I am attempting to formulate a face moisturiser using natural ingredients. Unfortunately I am having some issues in terms of the oxidative stability of the formula (at least I assume it is oxidation). As I have no scientific means of measuring peroxide values etc. I am relying on smell, pH and colour changes.
The formula is:
Oryza Sativa (Rice) Starch
Vaccinium Vitis-Idaea (Lingonberry) Extract & Glycerin
Sodium Stearoyl Lactylate
Isoamyl Laurate & Isoamyl Cocoate
Safflower Seed Oil
Jojoba Seed Oil
Mango Seed Butter
Chamomile Flower Extract
Sunflower Seed Oil
Glycyrrhiza Glabra (Liquorice) Root Extract
Salix Alba (Willow bark) Leaf Extract
Sadly I cant post percentages so hopefully this is sufficient without.
Originally the problem I had was with the almond smell that the formula was giving off (I was originally using Benzyl Alcohol as my preservative) but I took this out thinking that it was the cause of the issue. This did remove the almond smell but certainly not the oxidation problem. It also led me to believe that the problem is in the water phase of the formula.
The batches I make now all seem to change from a white colour to a feint brown/off white. The smell also changes, it is not overly unpleasant but definitely less pleasant than straight after I have made the batch. I have retested the pH for all of my batches as I know that Gluconolactone has a tendency to cause ph drift but the values have remained consistent over several years. I have tried running knockout tests to work out what the issue is but I just want to see if there are any parameters I am missing.

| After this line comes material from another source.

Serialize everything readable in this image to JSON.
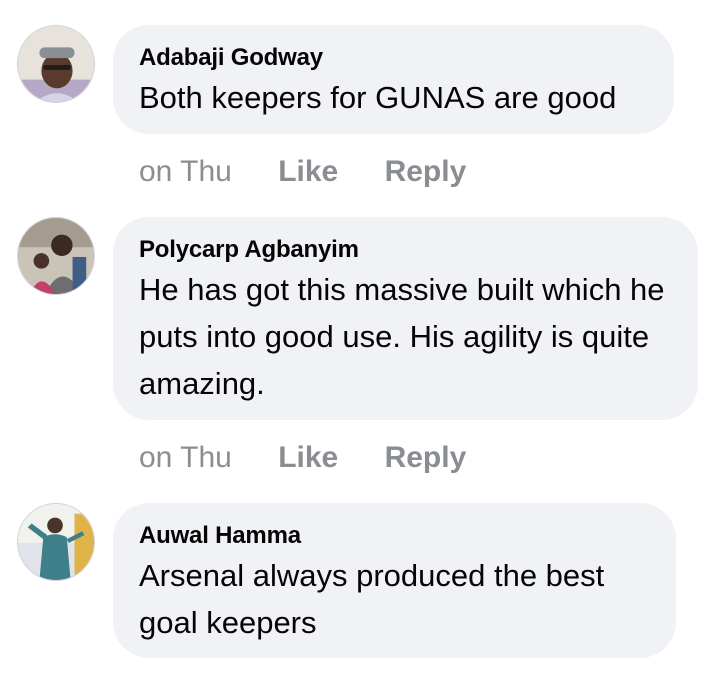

I first wondered if it was due to a lack of tocopherol. The original formula only has 0.05% but I have since produced batches with concentrations ranging from 0.2-0.5%. No luck.

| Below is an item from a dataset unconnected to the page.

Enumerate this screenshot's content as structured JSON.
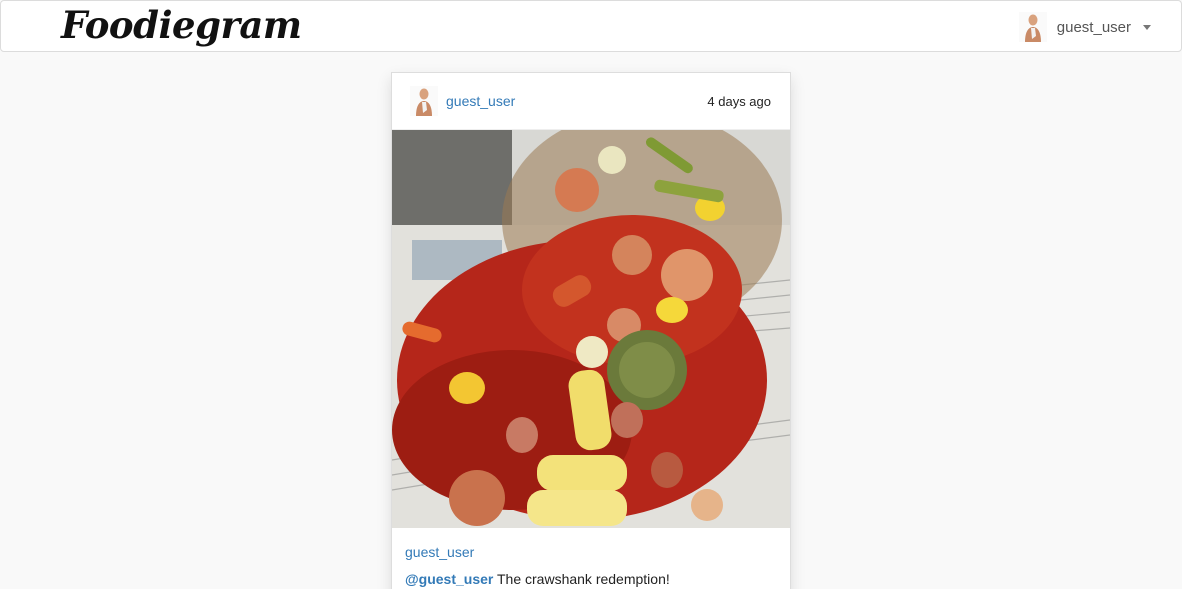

I also wondered whether the lack of an effective chelate could be the issue. I thought gluconolactone would be sufficient but I have recently discovered that it is only effective at a high pH. I do have an old formula that is relatively similar in composition (thought not identical) where I used GLDA and the formula has remained very stable over the course of 3 years. Sadly this also contains green tea and has a higher viscosity so it is difficult to draw conclusions from this.
This brings me onto my next question. The formula mentioned above containing GLDA has a far higher viscosity than my current formula and as mentioned has remained very stable. I know that viscosity does have an impact on oxidation and the rate at which it takes place. If I understand correctly this is mainly due to the ability of oxidation to diffuse through the formula, if so would I be right to imagine that there would be oxidation on the surface if viscosity was the preventing factor in this case? I also wondered whether the increase concentration of emulsifiers might be 'protecting' the oil phase from interacting with dissolved oxygen in the water phase?
My final question is in terms of water soluble antioxidants. At the moment I am not using one. I have read that gluconolactone functions as an antioxidant but I assume it is nowhere near effective enough to stabilise a formula. Any suggestions on natural antioxidants that might help? I cant seem to find ergotheonine or NAC but if they are by far the best then I'm sure I could track them down.
Any thoughts on something that I might be missing would be greatly appreciated or methods to prevent oxidation that I should be considering.